Calon suami?
Ada jeda beberapa detik, tapi terasa panjang setelah Bimo menerangkan identitas laki-laki yang sebelumnya Vara sangka adalah driver taksi online itu.
Mobil Dika memasuki pekarangan rumah. Bimo juga sudah berjalan kembali ke rumahnya untuk menyambut Dika. Hanya tinggal Vara yang masih termangu di depan pintu pagar. Ia masih butuh waktu untuk mencerna informasi yang memutar balik persepsinya. Sebab calon suaminya ternyata jauh dari yang ia bayangkan.
"Vara, ngapain kamu di sana terus. Ayo kemari!" panggil Bimo yang kemudian mengajak Dika ke dalam rumah.
Vara menatap punggung kedua orang itu. Masih ragu sekaligus malu, karena tadi ia juga sempat mengatakan hal yang tidak enak saat menelepon Raras. Vara menepuk mulutnya sendiri, yang berbicara konyol tentang duda.
"Nah, Dika, ini dia anak saya." Bimo langsung memperkenalkan Dika, begitu anaknya sudah bergabung bersama mereka.
Dika lalu tersenyum ramah, sambil mengulurkan tangannya ke arah Vara. "Saya Dika."
Ya Tuhan ... kok, bisa ada laki-laki seganteng ini ...

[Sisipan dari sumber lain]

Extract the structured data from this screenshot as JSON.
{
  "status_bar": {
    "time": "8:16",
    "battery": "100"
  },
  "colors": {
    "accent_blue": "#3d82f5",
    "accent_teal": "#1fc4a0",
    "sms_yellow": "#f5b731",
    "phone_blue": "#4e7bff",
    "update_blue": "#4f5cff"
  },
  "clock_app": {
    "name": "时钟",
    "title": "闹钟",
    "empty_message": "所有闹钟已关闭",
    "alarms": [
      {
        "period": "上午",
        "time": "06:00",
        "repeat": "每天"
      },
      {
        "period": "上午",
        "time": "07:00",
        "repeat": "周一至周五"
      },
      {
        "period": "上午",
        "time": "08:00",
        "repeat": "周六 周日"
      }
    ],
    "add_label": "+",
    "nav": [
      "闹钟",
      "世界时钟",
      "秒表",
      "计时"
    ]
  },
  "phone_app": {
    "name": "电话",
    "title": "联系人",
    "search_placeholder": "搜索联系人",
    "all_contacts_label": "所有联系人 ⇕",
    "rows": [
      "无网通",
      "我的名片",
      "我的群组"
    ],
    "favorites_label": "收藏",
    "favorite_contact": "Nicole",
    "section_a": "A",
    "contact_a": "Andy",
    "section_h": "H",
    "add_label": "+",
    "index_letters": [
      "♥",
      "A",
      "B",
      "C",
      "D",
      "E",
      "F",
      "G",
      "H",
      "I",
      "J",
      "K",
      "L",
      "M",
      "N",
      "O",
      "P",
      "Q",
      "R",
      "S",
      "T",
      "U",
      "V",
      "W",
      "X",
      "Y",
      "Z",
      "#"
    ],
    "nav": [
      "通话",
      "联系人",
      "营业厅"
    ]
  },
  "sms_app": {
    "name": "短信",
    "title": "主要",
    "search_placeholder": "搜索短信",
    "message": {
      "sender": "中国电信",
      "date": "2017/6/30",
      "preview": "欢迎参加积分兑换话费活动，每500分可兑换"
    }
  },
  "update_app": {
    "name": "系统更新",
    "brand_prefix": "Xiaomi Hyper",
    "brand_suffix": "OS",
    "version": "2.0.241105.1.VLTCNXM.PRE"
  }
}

Vara sekali lagi terpana melihat ketampanan Dika. Seolah ada cahaya surga yang keluar dari diri laki-laki itu. Aura ketampanan itu benar-benar terpampang nyata di hadapannya. Dampak dari kesempuranaan Dika, sampai membuat Vara tak berkutik selain hanya terus menerus mengaguminya dalam hati.
Dika memiliki postur tubuh yang tinggi dan atletis. Pakaian yang dikenakan pun begitu pas melekat di tubuhnya. Kemeja putih dipadu sweater berwarna navy dan juga celana chino, mampu menunjang penampilannya semakin keren.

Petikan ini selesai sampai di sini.